Objectives The transmembrane transport of nitrate (NO₃⁻) is a major pathway of N uptake and utilization for most plants. The pathway requires coupled proton (H⁺) cotransport, and the proton motive force is provided by the plasma membrane (PM) H⁺-ATPase. In this study, we examined the involvement of PM H⁺-ATPase AHA1 and AHA2 in NO₃⁻-N uptake, with the aim of revealing the molecular mechanism of NO₃⁻-N acquisition in Arabidopsis root.
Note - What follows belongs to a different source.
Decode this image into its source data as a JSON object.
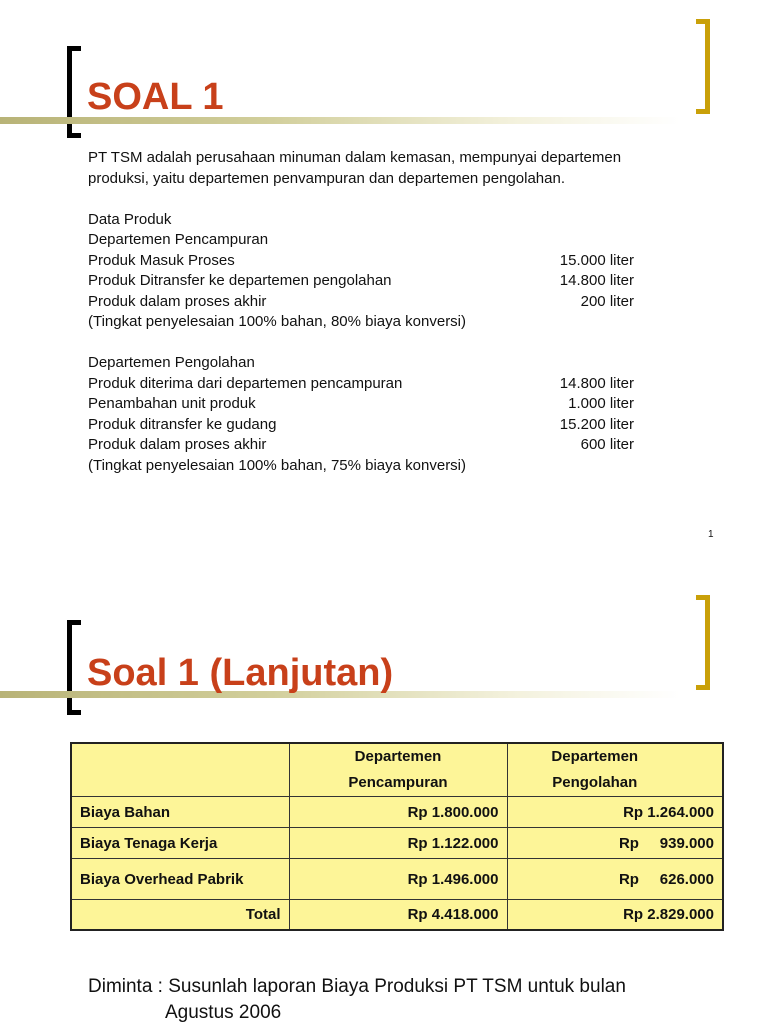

Methods Wild-type Col-0, PM H⁺-ATPase single mutant aha1-9, aha2-5 and complementation lines AHA1/aha1-9, AHA2/aha2-5 were used as experimental materials. All the seedlings were grown on mediums with NO₃⁻ concentrations of 1, 10, and 20 mmol/L for 10 days, respectively. Then the root growth and biomass of seedlings were investigated, and the protein and phosphorylation level of root PM H⁺-ATPase were determined. The expression of genes involved in NO₃⁻-N and auxin response and transport (NRT1.1, NRT2.1, NRT2.2, NRT2.4 and NLP7; ARF11, IAA6, PIN7 and SAUR57) were detected.
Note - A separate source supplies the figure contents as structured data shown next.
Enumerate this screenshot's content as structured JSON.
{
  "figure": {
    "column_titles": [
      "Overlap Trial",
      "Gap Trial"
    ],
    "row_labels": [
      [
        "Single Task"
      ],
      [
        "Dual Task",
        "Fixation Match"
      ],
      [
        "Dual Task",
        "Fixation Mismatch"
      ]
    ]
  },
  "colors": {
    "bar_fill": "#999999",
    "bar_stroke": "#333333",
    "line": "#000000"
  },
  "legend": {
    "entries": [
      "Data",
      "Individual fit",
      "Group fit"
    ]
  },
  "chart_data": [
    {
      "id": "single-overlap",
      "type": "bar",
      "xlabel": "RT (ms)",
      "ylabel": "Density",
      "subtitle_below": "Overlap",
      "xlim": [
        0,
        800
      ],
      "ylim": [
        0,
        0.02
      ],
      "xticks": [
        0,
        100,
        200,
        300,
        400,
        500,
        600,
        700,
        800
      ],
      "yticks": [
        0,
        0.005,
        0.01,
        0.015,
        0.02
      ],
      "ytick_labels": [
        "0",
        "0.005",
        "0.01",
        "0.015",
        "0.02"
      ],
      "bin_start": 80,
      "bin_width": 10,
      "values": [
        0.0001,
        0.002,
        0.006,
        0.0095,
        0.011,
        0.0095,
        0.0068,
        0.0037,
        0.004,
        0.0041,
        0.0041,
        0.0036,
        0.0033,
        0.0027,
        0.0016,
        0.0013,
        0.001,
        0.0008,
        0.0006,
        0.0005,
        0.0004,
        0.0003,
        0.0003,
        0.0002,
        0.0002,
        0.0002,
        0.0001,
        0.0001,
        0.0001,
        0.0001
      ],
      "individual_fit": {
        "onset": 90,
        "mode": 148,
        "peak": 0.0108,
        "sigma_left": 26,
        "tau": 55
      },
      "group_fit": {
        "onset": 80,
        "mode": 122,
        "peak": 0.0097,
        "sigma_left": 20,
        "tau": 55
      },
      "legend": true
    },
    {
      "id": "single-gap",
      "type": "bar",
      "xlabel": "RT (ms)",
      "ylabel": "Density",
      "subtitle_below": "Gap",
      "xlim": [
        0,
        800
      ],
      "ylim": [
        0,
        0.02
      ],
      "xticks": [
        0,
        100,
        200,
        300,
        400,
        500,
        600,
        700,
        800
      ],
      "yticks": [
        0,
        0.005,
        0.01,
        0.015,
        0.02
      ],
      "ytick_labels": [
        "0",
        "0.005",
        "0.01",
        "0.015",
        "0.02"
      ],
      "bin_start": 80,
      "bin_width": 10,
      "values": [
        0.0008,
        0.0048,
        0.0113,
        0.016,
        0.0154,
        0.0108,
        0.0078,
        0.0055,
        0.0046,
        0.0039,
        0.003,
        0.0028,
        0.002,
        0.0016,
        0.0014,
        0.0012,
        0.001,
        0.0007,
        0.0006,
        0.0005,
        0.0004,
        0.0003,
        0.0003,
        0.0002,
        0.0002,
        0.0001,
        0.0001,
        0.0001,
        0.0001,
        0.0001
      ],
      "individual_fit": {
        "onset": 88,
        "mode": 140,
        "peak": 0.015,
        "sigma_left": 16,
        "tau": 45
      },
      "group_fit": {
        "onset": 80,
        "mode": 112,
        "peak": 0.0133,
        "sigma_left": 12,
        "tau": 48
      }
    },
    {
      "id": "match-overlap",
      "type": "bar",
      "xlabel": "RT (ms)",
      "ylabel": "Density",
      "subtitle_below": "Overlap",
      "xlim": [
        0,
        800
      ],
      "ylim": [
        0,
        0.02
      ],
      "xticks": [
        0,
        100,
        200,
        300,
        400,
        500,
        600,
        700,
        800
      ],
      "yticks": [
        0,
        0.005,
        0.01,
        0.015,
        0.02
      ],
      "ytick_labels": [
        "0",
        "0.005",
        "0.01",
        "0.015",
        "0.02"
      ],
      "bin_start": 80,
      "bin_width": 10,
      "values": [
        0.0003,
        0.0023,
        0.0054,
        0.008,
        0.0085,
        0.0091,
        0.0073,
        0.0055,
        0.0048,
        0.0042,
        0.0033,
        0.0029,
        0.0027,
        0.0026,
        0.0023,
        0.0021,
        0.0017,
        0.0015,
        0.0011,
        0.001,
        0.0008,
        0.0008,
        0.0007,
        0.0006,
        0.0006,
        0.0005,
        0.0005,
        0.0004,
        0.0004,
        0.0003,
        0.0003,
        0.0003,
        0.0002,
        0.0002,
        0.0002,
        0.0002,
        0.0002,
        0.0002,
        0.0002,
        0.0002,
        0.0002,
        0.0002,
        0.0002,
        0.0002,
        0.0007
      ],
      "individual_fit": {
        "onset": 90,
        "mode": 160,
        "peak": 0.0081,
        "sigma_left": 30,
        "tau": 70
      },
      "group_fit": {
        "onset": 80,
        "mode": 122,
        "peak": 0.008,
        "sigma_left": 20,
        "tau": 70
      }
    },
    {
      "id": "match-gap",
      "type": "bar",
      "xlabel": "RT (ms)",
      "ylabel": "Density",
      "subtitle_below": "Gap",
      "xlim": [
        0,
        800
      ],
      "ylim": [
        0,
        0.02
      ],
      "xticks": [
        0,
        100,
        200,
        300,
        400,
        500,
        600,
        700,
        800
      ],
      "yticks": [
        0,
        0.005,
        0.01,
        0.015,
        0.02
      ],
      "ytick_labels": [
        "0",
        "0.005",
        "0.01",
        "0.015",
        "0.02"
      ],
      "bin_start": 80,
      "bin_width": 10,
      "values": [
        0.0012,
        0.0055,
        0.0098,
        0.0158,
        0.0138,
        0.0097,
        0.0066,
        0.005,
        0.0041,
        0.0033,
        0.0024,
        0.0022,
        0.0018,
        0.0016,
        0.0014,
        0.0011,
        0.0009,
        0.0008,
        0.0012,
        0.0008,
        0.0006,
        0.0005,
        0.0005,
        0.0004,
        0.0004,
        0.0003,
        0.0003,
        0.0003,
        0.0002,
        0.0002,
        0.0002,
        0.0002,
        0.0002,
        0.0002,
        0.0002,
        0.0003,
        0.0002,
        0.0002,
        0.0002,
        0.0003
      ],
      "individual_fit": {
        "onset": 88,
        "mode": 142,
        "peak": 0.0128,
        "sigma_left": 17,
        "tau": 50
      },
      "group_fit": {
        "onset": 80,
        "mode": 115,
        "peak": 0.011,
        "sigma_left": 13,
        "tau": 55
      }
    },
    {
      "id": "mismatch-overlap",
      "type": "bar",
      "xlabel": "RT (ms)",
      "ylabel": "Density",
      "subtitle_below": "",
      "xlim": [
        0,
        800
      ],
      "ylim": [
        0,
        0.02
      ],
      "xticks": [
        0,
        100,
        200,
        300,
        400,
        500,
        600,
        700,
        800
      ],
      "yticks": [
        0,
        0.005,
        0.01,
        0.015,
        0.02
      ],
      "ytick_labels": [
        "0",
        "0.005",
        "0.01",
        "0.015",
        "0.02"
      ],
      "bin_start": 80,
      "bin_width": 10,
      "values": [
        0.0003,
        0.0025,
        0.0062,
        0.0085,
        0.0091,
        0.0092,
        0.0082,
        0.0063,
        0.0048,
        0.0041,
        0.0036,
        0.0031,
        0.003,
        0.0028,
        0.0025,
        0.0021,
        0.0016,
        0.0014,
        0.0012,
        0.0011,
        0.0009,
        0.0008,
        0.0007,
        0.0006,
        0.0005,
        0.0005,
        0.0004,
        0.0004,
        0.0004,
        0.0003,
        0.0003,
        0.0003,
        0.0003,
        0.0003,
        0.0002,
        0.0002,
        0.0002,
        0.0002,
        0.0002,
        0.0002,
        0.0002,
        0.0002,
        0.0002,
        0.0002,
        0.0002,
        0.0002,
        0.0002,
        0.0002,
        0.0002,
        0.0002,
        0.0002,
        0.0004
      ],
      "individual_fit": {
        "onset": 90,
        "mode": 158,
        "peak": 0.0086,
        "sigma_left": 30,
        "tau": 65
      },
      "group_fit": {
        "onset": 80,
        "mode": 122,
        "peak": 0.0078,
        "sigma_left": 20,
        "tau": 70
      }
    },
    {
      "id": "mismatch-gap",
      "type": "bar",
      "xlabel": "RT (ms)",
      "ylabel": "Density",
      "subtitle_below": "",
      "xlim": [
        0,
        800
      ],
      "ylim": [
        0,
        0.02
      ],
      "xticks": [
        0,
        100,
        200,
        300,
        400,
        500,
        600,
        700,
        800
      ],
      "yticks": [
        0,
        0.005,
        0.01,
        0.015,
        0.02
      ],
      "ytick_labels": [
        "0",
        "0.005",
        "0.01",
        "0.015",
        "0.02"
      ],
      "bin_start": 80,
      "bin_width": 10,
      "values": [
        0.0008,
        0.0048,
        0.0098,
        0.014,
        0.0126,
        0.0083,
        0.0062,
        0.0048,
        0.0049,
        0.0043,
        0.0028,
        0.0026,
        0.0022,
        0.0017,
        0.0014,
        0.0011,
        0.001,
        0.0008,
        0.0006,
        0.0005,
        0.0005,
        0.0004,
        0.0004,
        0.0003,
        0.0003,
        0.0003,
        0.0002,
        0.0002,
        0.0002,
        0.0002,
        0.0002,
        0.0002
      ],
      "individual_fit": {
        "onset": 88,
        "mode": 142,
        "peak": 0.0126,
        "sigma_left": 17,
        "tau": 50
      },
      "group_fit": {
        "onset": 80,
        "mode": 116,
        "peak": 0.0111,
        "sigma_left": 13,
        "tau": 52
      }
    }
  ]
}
Results There was no significant difference in the growth of all genotype seedlings under 20 mmol/L NO₃⁻-N treatment. While the growth of aha1-9 and aha2-5 were inhibited compared with Col-0 at 1 mmol/L and 10 mmol/L NO₃⁻-N, the root biomass decreased by 55%, 31%, 45% and 29%, shoot biomass decreased by 55%, 27%, 39% and 25%, root length reduced by 38%, 11%, 22% and 13%, the number of lateral roots reduced by 55%, 33%, 47% and 38%, respectively. In addition, the differences of above indices of aha1-9 with the wild type were significantly lower than those of aha2-5 at 1 mmol/L NO₃⁻-N. And the seedling growth of complementation lines AHA1/aha1-9 and AHA2/aha2-5 were similar to Col-0 under all the NO₃⁻-N concentrations. By separating cell membranes in root, we found that protein levels of PM H⁺-ATPase in aha1-9 and aha2-5 decreased by 68%, 19%, 36% and 53%, and phosphorylation levels decreased by 83%, 43%, 16% and 42% at 1 mmol/L and 10 mmol/L NO₃⁻-N, respectively. Interestingly, protein levels in aha1-9 and aha2-5 were not different from those of the wild type at 20 mmol/L NO₃-N, but phosphorylation levels were significantly reduced. Relative to the wild type, the expression of NRT1.1, NRT2.1, NRT2.2 and NLP7 in aha1-9 and aha2-5 roots were significantly down-regulated at 1 mmol/L NO₃⁻-N, not significantly changed at 10 mmol/L and 20 mmol/L NO₃⁻-N. The expression of ARF11, IAA6, PIN7 and SAUR57 in aha1-9 and aha2-5 were significantly up-regulated at 1 mmol/L and 10 mmol/L NO₃⁻-N, but not at 20 mmol/L NO₃⁻-N.

Conclusions Under low NO₃⁻-N conditions, knockout of the PM H⁺-ATPase not only reduces its own protein synthesis and phosphorylation levels, but also influences the expression of nitrate transporters and auxin transporters, resulting in the inhibition of plant growth.